Am I Ready For a Roommate?

Many of us lived with a sibling at some point in our lives so living with a roommate should be a piece of cake, right?  Well, maybe but there are some big differences in living with someone who isn’t a member of your family.  Your habits, behaviors, cleanliness, boundaries, styles of communication and expectations may not line up perfectly with your roommate but that doesn’t mean you can’t have a successful living experience.

Before moving into the residence halls, ask yourself:

  • Am I willing to work on improving some of my own bad habits (not picking up after myself, leaving food out, ?
  • Am I prepared to take on tasks I wasn’t responsible for at home (washing dishes, sweeping/vacuuming, trash disposal, cleaning the bathroom)?
  • Will I be respectful of my roommate’s personal belongings?
  • Can I adjust my preferences out of respect for my roommate and other residents (keeping my music lower than normal, not monopolizing the tv, wearing headphones when necessary)
  • Am I open to asking my roommate questions about their background and being asked questions about my background?
  • Will I work to communicate with my roommate when something is bothering me about our living arrangement?

Roommates Need to Talk to Each Other…

Your roommate can help define your college experience.  Whether it’s an old friend or someone you’ve never met, having a roommate will give you the chance to learn something new about yourself and about other people.

Have you ever tried to imagine what your college roommate will be like? We would all like to think that we would become best friends with our roommate. The fact is, however, that the two of you may be very different and it may take lots of work to develop a good relationship.

Often it is hard to talk about differences when you and your roommate are first trying to get to know each other. If you intend to live together happily, you need to realize and resolve your personal differences early in the relationship.

The first step is to begin talking about the things you value and about your lifestyles, so that you can find out where your differences exist.

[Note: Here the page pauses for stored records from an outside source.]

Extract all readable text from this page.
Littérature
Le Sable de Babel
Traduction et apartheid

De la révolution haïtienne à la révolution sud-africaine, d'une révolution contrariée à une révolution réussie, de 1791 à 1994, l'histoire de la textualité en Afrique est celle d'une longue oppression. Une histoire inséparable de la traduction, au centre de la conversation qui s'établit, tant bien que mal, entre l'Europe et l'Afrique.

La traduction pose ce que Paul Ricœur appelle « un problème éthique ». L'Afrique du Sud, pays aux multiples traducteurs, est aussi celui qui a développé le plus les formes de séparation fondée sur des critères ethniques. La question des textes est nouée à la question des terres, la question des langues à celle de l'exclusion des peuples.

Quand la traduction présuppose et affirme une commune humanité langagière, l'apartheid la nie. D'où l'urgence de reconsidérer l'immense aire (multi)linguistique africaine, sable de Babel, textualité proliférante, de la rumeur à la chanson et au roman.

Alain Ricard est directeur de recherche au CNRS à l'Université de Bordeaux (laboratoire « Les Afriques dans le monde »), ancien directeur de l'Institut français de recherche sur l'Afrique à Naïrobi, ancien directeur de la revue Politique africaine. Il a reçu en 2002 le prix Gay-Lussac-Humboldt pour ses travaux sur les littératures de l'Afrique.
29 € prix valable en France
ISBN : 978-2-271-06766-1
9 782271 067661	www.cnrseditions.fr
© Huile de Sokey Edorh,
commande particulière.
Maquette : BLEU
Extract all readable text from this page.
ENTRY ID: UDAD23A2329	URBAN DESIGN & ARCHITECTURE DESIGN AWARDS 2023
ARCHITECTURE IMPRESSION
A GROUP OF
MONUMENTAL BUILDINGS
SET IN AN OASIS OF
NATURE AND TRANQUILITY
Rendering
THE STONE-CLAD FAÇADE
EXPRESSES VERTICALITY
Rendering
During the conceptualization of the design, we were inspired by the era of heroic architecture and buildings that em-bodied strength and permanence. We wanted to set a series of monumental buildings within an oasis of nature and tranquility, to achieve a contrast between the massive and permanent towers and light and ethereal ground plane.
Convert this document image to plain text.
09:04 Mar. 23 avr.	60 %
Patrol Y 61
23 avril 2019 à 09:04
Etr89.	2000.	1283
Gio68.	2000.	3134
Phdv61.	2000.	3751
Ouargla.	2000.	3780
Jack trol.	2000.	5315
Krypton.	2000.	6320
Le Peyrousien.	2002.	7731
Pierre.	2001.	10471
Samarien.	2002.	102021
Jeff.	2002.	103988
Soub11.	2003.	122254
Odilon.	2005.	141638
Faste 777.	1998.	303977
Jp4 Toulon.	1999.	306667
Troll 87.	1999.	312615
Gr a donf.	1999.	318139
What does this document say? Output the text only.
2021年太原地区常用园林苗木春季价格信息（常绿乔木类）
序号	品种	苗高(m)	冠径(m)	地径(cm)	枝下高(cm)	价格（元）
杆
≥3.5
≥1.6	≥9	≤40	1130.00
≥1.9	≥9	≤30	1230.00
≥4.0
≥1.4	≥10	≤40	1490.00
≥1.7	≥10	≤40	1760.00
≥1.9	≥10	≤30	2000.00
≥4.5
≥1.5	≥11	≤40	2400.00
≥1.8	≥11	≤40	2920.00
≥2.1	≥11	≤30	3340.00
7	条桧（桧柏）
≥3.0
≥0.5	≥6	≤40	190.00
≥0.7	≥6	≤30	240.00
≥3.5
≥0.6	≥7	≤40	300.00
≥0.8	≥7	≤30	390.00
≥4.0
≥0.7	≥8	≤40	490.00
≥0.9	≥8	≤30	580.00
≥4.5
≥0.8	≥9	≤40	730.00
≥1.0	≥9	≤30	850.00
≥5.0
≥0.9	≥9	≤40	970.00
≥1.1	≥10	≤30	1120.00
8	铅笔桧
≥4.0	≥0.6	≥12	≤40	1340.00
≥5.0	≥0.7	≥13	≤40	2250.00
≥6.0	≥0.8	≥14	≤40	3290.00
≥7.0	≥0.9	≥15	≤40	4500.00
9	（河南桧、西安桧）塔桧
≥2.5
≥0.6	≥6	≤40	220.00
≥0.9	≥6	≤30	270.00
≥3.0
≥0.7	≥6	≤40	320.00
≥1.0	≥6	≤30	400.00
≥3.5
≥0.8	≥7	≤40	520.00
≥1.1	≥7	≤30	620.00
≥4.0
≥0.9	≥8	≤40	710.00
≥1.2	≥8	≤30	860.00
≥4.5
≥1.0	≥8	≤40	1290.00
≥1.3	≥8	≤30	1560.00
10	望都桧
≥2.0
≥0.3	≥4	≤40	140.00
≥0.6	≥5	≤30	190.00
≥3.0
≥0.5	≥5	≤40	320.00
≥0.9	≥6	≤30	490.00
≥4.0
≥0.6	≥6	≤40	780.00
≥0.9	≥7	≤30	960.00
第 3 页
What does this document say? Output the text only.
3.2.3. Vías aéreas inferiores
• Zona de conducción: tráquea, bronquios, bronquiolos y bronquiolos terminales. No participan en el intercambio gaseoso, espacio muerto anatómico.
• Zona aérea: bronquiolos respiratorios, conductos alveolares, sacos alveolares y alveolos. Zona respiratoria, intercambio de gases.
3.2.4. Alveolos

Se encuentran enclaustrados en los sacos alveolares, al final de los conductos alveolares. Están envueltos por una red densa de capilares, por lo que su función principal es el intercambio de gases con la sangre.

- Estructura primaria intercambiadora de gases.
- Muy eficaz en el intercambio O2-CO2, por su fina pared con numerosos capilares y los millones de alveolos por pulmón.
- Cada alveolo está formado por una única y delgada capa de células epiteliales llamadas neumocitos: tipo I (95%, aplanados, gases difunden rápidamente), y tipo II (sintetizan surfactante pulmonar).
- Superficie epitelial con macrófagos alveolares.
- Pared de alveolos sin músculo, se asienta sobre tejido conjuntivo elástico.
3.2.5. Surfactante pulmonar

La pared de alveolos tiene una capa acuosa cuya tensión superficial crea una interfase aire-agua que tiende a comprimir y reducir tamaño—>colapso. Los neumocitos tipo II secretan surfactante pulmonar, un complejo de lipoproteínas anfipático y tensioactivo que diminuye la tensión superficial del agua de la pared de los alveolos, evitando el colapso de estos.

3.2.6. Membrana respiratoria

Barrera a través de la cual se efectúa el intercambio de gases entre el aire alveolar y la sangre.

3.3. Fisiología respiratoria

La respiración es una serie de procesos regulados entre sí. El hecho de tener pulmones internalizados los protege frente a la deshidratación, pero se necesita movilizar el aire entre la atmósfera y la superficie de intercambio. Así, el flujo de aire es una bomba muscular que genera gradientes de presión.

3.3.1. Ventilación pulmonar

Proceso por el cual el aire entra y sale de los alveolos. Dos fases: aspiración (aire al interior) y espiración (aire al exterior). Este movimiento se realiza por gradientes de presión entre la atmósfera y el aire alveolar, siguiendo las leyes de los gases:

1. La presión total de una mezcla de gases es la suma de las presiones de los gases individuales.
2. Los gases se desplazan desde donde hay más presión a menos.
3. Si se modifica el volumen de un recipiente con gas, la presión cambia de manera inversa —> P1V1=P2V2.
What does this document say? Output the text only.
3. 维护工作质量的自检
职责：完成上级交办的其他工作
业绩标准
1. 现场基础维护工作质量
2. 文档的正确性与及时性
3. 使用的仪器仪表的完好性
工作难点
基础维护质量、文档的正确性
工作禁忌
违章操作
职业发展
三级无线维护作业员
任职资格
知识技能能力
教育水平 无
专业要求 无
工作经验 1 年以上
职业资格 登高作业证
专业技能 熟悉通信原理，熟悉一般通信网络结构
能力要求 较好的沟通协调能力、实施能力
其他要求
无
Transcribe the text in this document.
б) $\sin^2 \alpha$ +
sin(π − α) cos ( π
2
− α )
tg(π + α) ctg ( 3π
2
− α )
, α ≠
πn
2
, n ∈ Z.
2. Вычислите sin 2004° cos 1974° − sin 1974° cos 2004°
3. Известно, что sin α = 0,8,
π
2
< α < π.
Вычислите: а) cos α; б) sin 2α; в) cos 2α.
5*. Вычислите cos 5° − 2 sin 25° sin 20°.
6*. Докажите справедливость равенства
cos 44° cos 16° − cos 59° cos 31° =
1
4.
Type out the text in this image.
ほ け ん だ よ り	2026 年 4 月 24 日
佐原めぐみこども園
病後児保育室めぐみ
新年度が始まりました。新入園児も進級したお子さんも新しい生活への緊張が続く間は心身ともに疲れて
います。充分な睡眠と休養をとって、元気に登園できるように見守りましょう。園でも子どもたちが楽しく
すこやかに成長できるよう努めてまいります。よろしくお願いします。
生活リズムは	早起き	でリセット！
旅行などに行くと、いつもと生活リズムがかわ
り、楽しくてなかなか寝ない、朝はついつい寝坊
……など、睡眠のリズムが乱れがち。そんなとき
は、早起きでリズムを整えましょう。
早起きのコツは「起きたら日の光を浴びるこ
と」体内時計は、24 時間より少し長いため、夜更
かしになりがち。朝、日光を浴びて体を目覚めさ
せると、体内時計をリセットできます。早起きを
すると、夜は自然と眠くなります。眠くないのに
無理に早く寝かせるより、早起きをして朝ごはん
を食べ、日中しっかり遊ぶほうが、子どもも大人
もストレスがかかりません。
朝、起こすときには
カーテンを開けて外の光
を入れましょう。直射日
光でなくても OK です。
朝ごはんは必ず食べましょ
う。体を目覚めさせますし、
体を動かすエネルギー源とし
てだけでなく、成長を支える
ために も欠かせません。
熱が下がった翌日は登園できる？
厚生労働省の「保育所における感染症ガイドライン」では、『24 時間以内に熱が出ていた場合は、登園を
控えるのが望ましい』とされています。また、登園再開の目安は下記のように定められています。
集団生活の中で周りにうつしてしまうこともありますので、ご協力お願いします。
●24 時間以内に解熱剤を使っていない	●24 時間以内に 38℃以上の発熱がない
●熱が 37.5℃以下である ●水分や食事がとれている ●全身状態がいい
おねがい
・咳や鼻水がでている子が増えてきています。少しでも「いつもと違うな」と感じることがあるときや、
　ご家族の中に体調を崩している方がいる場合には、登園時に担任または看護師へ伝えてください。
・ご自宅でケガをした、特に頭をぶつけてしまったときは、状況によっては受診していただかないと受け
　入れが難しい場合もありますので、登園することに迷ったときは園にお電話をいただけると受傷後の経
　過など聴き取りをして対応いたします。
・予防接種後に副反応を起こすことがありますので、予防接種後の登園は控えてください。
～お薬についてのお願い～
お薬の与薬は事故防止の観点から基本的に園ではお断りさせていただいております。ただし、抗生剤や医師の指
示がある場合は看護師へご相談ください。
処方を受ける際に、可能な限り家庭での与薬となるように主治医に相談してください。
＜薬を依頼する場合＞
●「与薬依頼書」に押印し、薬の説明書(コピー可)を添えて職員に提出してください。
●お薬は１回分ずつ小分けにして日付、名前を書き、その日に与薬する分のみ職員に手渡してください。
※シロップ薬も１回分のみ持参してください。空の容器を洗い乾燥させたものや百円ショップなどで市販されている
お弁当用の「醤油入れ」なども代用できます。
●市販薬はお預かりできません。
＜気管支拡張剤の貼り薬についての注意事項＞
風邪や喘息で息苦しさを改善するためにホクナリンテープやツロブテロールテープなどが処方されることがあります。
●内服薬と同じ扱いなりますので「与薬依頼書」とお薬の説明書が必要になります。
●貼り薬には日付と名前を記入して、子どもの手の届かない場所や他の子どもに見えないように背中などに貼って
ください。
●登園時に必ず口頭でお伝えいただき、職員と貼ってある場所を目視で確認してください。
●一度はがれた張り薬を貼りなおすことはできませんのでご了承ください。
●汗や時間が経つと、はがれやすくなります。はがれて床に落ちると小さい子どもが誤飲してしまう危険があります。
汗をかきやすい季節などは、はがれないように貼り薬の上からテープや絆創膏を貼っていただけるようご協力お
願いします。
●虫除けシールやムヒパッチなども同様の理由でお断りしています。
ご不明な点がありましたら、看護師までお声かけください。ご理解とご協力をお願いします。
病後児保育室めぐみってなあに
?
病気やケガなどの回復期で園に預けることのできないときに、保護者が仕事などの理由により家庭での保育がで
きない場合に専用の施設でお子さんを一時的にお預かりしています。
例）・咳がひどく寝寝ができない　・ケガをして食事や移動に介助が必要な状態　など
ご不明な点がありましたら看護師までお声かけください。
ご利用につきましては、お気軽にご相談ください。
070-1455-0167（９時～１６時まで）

An easy way to discover more about your roommate is to talk about your background.  Here are some topics to get you started:

  • What I would like to tell you about my family…
  • My birthday is…
  • My friends back home are…
  • I describe my neighborhood and the people who live there as…
  • The reasons I came to Spalding are…
  • What I was most involved in (high school & community activities)…
  • The funniest thing that ever happened to me…
  • What I’ll miss most being away from home…

If you’re prepared to make some of these compromises, keep the lines of communication open and recognize how you can improve as a roommate, then you should be able to have a successful and fun time living in the residence halls.